The 3 approaches collected thread pages within 586 forum sites, and each one visited a total of 100,000 pages of these sites. We evaluated the approaches based on the number of thread pages collected by each approach, identified by the thread page detector. The minimum likelihood used by the thread page detector to consider a page as a thread page was 0.8. Both the REGEX-based and the Classifier-based crawlers start with the same link prioritization than the baseline. The learning process to create the regular expressions, for the REGEX-based crawler, and the link classifier, for the Classifier-based crawler, was performed every 20,000 visited pages.

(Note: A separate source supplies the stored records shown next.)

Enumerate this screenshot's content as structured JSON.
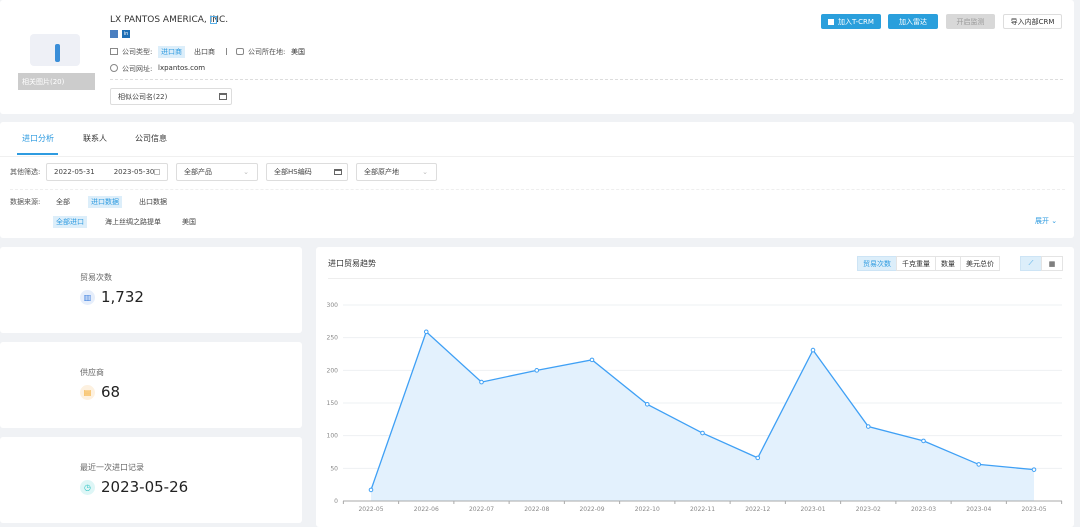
{
  "company": {
    "name": "LX PANTOS AMERICA, INC.",
    "photos_label": "相关图片(20)",
    "type_label": "公司类型:",
    "types": [
      "进口商",
      "出口商"
    ],
    "location_label": "公司所在地:",
    "location": "美国",
    "website_label": "公司网址:",
    "website": "lxpantos.com",
    "similar_label": "相似公司名(22)"
  },
  "actions": {
    "tcrm": "加入T-CRM",
    "radar": "加入雷达",
    "monitor": "开启监测",
    "import_crm": "导入内部CRM"
  },
  "tabs": [
    "进口分析",
    "联系人",
    "公司信息"
  ],
  "filters": {
    "label": "其他筛选:",
    "date_start": "2022-05-31",
    "date_end": "2023-05-30",
    "product": "全部产品",
    "hs": "全部HS编码",
    "origin": "全部原产地"
  },
  "source": {
    "label": "数据来源:",
    "options": [
      "全部",
      "进口数据",
      "出口数据"
    ],
    "sub_options": [
      "全部进口",
      "海上丝绸之路提单",
      "美国"
    ],
    "expand": "展开"
  },
  "stats": [
    {
      "label": "贸易次数",
      "value": "1,732",
      "icon": "bar-chart-icon",
      "color": "#3b7ddd"
    },
    {
      "label": "供应商",
      "value": "68",
      "icon": "store-icon",
      "color": "#f5a623"
    },
    {
      "label": "最近一次进口记录",
      "value": "2023-05-26",
      "icon": "clock-icon",
      "color": "#2bc3c3"
    }
  ],
  "chart_panel": {
    "title": "进口贸易趋势",
    "metrics": [
      "贸易次数",
      "千克重量",
      "数量",
      "美元总价"
    ]
  },
  "chart_data": {
    "type": "area",
    "categories": [
      "2022-05",
      "2022-06",
      "2022-07",
      "2022-08",
      "2022-09",
      "2022-10",
      "2022-11",
      "2022-12",
      "2023-01",
      "2023-02",
      "2023-03",
      "2023-04",
      "2023-05"
    ],
    "values": [
      17,
      259,
      182,
      200,
      216,
      148,
      104,
      66,
      231,
      114,
      92,
      56,
      48
    ],
    "ylim": [
      0,
      300
    ],
    "yticks": [
      0,
      50,
      100,
      150,
      200,
      250,
      300
    ],
    "grid": true,
    "color": "#3fa0f5",
    "fill": "#e3f1fd"
  }
}
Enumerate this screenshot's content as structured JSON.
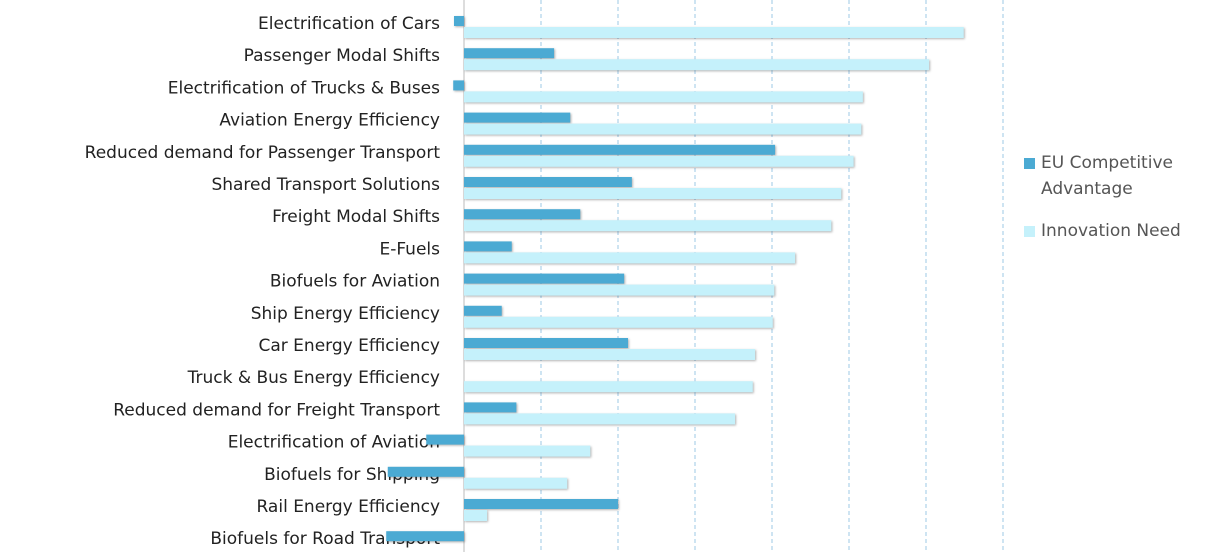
{
  "chart_data": {
    "type": "bar",
    "orientation": "horizontal",
    "categories": [
      "Electrification of Cars",
      "Passenger Modal Shifts",
      "Electrification of Trucks & Buses",
      "Aviation Energy Efficiency",
      "Reduced demand for Passenger Transport",
      "Shared Transport Solutions",
      "Freight Modal Shifts",
      "E-Fuels",
      "Biofuels for Aviation",
      "Ship Energy Efficiency",
      "Car Energy Efficiency",
      "Truck & Bus Energy Efficiency",
      "Reduced demand for Freight Transport",
      "Electrification of Aviation",
      "Biofuels for Shipping",
      "Rail Energy Efficiency",
      "Biofuels for Road Transport"
    ],
    "series": [
      {
        "name": "EU Competitive Advantage",
        "color": "#4baad3",
        "values": [
          -0.13,
          1.17,
          -0.14,
          1.38,
          4.04,
          2.18,
          1.51,
          0.62,
          2.08,
          0.49,
          2.13,
          0,
          0.68,
          -0.49,
          -0.99,
          2.0,
          -1.01
        ]
      },
      {
        "name": "Innovation Need",
        "color": "#c5f1fb",
        "values": [
          6.49,
          6.04,
          5.18,
          5.16,
          5.06,
          4.9,
          4.77,
          4.3,
          4.03,
          4.01,
          3.78,
          3.75,
          3.52,
          1.64,
          1.34,
          0.3,
          0
        ]
      }
    ],
    "xlim": [
      -1,
      7
    ],
    "xticks": [
      0,
      1,
      2,
      3,
      4,
      5,
      6,
      7
    ],
    "grid": true,
    "legend": "right"
  }
}
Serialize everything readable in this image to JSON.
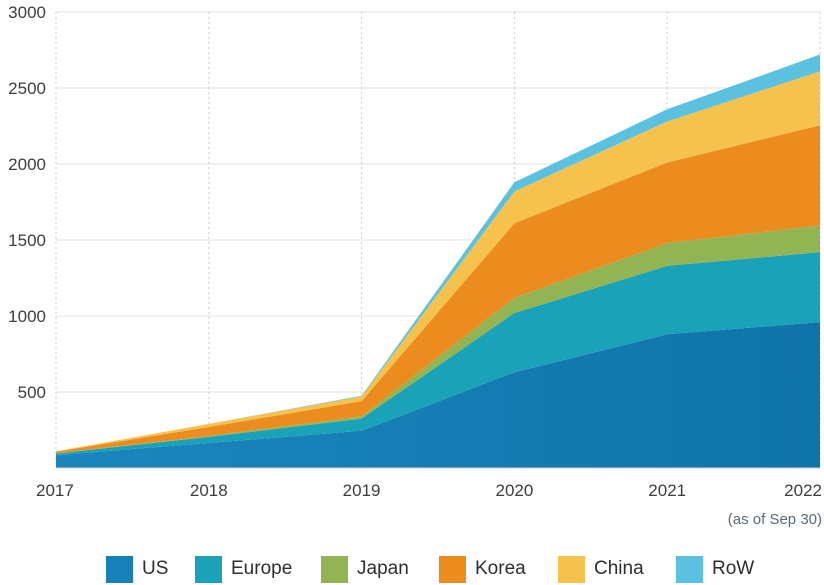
{
  "chart_data": {
    "type": "area",
    "stacked": true,
    "categories": [
      "2017",
      "2018",
      "2019",
      "2020",
      "2021",
      "2022"
    ],
    "x_note": "(as of Sep 30)",
    "ylim": [
      0,
      3000
    ],
    "yticks": [
      500,
      1000,
      1500,
      2000,
      2500,
      3000
    ],
    "grid": true,
    "legend_position": "bottom",
    "series": [
      {
        "name": "US",
        "color": "#1681b8",
        "values": [
          85,
          165,
          245,
          630,
          880,
          960
        ]
      },
      {
        "name": "Europe",
        "color": "#1aa3b8",
        "values": [
          10,
          40,
          80,
          390,
          450,
          460
        ]
      },
      {
        "name": "Japan",
        "color": "#93b452",
        "values": [
          2,
          5,
          15,
          100,
          150,
          175
        ]
      },
      {
        "name": "Korea",
        "color": "#ec8c1e",
        "values": [
          10,
          60,
          100,
          490,
          530,
          660
        ]
      },
      {
        "name": "China",
        "color": "#f5c24d",
        "values": [
          3,
          20,
          30,
          210,
          270,
          355
        ]
      },
      {
        "name": "RoW",
        "color": "#5bc1e1",
        "values": [
          0,
          0,
          5,
          60,
          80,
          110
        ]
      }
    ]
  }
}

Figure 7 presents the results for the 3 strategies. As expected, until 20,000 visited pages all approaches had similar behaviour. After that, the approaches presented different performance since the Classifier-based and REGEX-based approaches started running the learning process. At the end of the crawling process, our approach outperformed the other two: the Classifier-based crawler collected 13,063 thread pages, whereas the REGEX-based collected 10,483 and the Baseline 7,486. A possible reason why our strategy obtained better results than the REGEX-Based one is that the REGEX-Based crawler learns patterns only from the URLs of relevant pages, whereas our strategy leverages patterns using machine learning not only from URLs but also from the anchor of these links and the context around them.

4 Conclusion

We presented in this paper a two-step crawling approach to collect conversational pages on the Web. First, the Inter-Site Crawler discovers forum sites from seed sites. For that, it restricts its crawl to the link neighbourhood composed of the backlink pages of forum sites, and the outlink pages of backlink pages. To prioritize links in this graph, we apply machine learning techniques. The URLs of the discovered forum sites are provided to the Inter-Site Crawler that collects the conversational pages in these sites. To more efficiently locate those pages, it uses a link classifier that explores the context of the links around conversational pages. Our experimental evaluation shows that our crawling approaches harvested high-quality collections and are more efficient than the baselines. As future work, we plan to apply this strategy to specific domains, instead of using it in a generic manner as we presented in this paper.